The vast majority of us play dual roles — victims and perpetrators — in a society that has no true identity or values. Across class, the only difference is that the richer, more powerful, more educated ones among us have more of a choice to do things right. But we’re all optimizing for the same things so the right choice be damned.
An object at rest stays at rest and an object in motion stays in motion with the same speed and in the same direction unless acted upon by an outside force
With the full backing of Newton’s first law, I daresay unless something clashes with Nigeria, nothing will really change. It’s not pessimism, it’s just the truth. There’s no incentive for reform. We need something to veer us off this path, and nothing is forthcoming.
Regular Nigerians will need to take the wealth and the life they’ve created for themselves, and instead of flaunting it, give it back to a society that has done nothing for them. That’s a hard sell, and even I am not ready to sacrifice. The benefits of a broken system increase the higher up the chain you get. Would you invest your savings in civic advocacy when you can buy a Benz? Would you tell your police convoy to stay in traffic when you can drive one-way and get home in fifteen minutes instead of two hours?

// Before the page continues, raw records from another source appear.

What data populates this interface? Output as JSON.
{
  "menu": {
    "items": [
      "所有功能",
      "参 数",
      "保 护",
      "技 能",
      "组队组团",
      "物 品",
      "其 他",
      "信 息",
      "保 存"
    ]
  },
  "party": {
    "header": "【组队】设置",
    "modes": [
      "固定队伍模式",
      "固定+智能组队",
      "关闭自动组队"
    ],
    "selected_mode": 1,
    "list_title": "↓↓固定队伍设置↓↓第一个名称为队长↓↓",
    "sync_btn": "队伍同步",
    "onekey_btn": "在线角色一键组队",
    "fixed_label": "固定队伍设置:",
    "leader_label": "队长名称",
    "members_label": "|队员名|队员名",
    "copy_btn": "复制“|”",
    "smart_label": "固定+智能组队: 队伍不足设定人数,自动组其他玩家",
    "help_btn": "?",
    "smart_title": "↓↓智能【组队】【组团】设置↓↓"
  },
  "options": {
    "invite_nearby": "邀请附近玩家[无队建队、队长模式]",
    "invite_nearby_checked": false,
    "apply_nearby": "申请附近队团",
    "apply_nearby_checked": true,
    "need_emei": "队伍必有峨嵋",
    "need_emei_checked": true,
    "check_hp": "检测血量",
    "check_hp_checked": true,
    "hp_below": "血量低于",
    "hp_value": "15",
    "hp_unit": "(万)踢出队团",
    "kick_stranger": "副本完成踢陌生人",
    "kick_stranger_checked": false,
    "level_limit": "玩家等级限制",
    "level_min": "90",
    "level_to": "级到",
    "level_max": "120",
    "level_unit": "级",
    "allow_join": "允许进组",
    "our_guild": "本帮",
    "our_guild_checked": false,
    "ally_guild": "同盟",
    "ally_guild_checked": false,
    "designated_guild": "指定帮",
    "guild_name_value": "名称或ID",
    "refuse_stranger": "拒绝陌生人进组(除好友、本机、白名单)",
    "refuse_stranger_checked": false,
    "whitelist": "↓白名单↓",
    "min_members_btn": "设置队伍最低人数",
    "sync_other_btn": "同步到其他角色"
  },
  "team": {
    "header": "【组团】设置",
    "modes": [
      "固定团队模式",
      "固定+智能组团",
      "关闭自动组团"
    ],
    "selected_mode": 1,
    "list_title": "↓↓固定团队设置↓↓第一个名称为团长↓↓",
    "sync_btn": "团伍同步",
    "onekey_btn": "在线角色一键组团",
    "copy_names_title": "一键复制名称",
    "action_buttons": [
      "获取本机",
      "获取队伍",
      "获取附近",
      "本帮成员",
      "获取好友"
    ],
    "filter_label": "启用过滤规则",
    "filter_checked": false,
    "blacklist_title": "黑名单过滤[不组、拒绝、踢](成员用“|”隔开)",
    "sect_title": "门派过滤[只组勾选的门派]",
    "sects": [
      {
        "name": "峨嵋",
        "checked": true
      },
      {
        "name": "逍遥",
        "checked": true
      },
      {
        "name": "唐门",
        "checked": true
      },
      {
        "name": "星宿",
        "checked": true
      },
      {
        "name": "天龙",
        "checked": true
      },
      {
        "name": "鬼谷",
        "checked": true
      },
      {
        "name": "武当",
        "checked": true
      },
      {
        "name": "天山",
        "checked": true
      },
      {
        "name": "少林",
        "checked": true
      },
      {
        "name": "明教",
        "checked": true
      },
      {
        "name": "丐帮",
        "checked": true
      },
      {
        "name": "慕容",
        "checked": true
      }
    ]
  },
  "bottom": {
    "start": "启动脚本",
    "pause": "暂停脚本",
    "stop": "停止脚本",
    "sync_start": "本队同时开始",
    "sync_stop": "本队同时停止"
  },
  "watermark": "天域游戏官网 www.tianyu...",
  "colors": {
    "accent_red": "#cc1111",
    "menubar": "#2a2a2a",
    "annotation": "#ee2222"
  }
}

This is a cohesive attempt at rationalizing my society, and deciding between one of three choices:
- Stay, blend in and stop complaining.
- Stay, double down on individual contribution to society (knowing it won’t really change anything) and stop complaining.
- Leave, and stop complaining.
My point is, complaining (and doing just that) is pointless, and I want to do less of that. I can’t keep complaining about the immense pressure put on young people to be successful, and also perpetuate that pressure on other people under the guise of “documenting my life”. It’s not just the thought that counts.
In the same vein, I don’t also want to keep complaining about the country. It is what it is, and if I’ve identified my society correctly, I should choose a path. It’s do-something-or-not-but-shut-up season.